Thursday, August 14, 2014 | By: Lisa LaMendola

The Happiness Project Part One

I wanted to share the process for this journey I am about to embark on so that you too could begin your own journey.  As you recall from my initial post, there are two parts the happiness project that you must do before you can actually find happiness.  First is the meditation ~ sit in a quiet space for as long as you need (I took close to an hour).  Have a pen and pad next to you to take notes, and imagine yourself at twelve.  If you need to look at a photo do so for only a moment.....then take yourself back to that person.  My picture was from school that year and had long sun-kissed hair and I was wearing my favorite dress ever.  Still would be my favorite dress today if I could fit more than my left foot into it.  It was a sleeveless white crochet dress that eventually turned in to a top when I got too tall.  It was the one piece of clothing I have ever owned that truly shouted ME at the world.  I was happy with who I was and who my friends were.

Going to back to the age of 12 can be a life altering moment.  Its the time before your teenage years begin and hormones change your mind and body.  Your heart is still full and your expectations are minimal.  You dream about what is out there in the night sky and what dreams may come.  You believe your parents when they tell you can do and be anything you want to be.  You know who you are, what you dream of, and how you expect your life to play out.

When I was 12 we had an exercise to do in history class.  We were to write a paper on what we thought we would be doing in 30 years.  Where did we see the world at that time, but more importantly where did we see ourselves.  What would the world look like?  What would we be doing?  Would we have children?  Discover a cure for cancer?  Be the next president?  Anything was up for grabs, so I was surprised when many of my classmates failed the exercise.  I remember this because those that failed said they didn't think they would still be alive.  Some couldn't even imagine themselves in the future?!!  I was sad for them because I had a dream.....and yes I got an A+.  Unfortunately that dream never came to be.  Actually none of it did, but I knew how to dream and that made life worth living.

So why didn't it happen?  Lots of reasons, but the most important was because I didn't believe in myself enough to make it happen.  That's always the real answer.  I could have blamed my mother (you can't be an archaeologist, no women are archaeologists) or better yet the old you can be a nurse or a teacher speech.  I would never blame my parents, because there's nothing to blame them for.  I was who I allowed myself to become and while I am sad that I didn't insist on pursuing my dream of going to Berkeley and living the California Dream, I am not disappointed in who I have become.  So at the age of 52 I just feel like I need some tweaking for the second half of my life.


I did this exercise with a newness to my life.  The potential to do and be anything.  While I could go back to college I think I have enough degrees for this lifetime, and the student loans to prove it.  Instead I focused on what I want to see staring back at me when I look in the mirror.  Where is that dreamer who loved the 60's music and clothes?  What part of her is still inside me?  What would she look like now?  What would she be wearing?  What would she be doing for a living?  What would she be doing for fun?

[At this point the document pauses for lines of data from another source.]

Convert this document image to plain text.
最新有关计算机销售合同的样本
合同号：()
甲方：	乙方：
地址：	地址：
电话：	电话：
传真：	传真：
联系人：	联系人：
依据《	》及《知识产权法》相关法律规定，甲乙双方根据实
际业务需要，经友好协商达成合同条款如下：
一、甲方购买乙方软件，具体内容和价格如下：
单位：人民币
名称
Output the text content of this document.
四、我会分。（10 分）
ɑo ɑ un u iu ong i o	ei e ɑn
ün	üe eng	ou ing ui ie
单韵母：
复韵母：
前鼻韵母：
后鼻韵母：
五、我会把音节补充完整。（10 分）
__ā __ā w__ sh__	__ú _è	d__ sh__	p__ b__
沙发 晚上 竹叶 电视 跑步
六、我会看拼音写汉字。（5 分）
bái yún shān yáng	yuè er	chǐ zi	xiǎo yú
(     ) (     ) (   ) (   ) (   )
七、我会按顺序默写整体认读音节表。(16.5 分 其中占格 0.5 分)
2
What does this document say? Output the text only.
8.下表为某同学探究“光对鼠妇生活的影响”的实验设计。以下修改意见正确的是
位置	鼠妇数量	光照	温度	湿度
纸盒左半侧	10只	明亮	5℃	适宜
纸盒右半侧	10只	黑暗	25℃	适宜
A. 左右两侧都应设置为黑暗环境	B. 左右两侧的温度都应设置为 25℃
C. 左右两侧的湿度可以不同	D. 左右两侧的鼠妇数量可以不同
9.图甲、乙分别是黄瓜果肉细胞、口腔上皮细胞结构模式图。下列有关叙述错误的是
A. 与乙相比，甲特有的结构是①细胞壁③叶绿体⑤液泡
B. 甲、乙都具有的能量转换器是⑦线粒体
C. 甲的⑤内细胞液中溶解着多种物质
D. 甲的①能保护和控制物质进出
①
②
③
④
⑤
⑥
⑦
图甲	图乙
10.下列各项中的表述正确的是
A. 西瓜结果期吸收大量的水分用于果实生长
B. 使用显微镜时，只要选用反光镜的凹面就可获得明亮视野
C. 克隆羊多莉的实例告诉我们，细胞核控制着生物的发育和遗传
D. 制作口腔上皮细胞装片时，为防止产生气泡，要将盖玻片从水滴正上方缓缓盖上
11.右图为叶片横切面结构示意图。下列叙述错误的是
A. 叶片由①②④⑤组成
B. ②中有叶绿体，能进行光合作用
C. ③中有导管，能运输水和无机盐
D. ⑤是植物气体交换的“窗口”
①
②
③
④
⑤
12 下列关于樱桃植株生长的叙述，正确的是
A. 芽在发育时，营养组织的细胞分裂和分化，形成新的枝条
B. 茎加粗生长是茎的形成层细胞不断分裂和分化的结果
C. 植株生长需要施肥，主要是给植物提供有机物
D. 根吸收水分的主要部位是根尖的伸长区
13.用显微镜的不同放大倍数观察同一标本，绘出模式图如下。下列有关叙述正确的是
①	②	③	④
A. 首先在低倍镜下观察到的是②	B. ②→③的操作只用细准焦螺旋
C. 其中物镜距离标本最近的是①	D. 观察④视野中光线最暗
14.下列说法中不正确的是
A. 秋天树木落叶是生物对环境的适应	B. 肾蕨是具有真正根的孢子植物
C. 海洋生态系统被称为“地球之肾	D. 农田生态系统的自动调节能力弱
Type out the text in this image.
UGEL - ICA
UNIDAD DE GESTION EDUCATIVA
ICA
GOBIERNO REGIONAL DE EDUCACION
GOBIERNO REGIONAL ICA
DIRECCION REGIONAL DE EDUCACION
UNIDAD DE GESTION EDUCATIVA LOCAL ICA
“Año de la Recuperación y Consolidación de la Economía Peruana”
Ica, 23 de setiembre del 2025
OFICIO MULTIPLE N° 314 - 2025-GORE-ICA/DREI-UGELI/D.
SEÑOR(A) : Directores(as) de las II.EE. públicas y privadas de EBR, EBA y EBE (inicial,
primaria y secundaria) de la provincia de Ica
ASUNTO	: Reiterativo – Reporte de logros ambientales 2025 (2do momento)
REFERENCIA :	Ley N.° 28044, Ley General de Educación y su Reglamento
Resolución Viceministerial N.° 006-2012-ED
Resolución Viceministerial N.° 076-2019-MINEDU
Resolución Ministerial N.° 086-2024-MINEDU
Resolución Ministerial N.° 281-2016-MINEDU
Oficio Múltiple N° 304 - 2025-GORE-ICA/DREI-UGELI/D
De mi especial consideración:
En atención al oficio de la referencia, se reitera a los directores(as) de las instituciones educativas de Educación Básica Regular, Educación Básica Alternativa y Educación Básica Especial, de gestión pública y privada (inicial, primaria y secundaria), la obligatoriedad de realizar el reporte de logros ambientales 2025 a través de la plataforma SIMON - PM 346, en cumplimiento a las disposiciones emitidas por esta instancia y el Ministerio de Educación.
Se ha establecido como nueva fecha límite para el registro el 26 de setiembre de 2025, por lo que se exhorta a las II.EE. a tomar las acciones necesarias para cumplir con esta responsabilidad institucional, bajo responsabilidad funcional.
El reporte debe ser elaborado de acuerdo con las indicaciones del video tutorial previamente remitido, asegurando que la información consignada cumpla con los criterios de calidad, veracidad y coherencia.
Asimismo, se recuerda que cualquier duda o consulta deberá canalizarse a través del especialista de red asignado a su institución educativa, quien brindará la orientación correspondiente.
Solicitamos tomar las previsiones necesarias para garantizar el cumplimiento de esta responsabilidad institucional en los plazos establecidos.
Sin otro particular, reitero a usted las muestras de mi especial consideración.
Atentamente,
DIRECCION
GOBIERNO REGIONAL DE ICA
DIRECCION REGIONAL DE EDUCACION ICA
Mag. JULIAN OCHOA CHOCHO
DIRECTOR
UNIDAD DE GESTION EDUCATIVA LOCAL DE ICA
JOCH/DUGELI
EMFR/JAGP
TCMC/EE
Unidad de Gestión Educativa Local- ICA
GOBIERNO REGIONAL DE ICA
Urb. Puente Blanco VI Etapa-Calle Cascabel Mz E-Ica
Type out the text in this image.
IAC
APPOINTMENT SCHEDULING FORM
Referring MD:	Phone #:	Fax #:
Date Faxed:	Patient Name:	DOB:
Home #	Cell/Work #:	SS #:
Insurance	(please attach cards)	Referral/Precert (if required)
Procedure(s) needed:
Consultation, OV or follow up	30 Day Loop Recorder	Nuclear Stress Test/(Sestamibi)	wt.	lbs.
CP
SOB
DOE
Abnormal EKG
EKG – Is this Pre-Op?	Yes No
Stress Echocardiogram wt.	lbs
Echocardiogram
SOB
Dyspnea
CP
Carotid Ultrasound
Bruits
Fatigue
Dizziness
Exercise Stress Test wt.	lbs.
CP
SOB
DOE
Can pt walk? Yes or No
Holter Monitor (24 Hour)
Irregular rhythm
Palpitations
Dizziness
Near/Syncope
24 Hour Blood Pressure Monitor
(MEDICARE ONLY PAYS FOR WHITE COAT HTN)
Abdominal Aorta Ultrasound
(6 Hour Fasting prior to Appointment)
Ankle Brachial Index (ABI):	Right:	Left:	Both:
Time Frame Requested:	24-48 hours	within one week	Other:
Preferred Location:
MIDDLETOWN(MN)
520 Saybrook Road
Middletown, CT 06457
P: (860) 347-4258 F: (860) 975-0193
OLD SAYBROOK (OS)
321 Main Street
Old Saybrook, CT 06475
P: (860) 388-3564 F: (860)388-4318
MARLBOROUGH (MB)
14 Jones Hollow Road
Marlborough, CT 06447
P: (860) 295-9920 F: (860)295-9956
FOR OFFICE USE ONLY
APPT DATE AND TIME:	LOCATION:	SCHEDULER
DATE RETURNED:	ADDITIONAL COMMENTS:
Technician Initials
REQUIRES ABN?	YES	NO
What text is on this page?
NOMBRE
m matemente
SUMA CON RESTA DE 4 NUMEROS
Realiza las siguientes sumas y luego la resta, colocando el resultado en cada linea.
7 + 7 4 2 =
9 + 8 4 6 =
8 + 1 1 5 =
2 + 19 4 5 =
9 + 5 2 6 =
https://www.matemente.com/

Sometimes we get so caught up in the thought of what we SHOULD be doing, that we forget WHO WE ARE and what makes us truly happy.  From my meditation I am creating a list of things that might make me happy.  Notice I said might, because I don't know if any of them will or not.  I might be greatly disappointed in my thoughts, but then again I might just find exactly what I've been looking for.  So each day I will take one item from my list and create it.  It can something quick and easy like a new blouse, or a bit more complicated ~ like trade my car in on a Volkswagen Bus and hit the road.  I will share with you along the way things I do and how they make me feel.....and how that can change everything.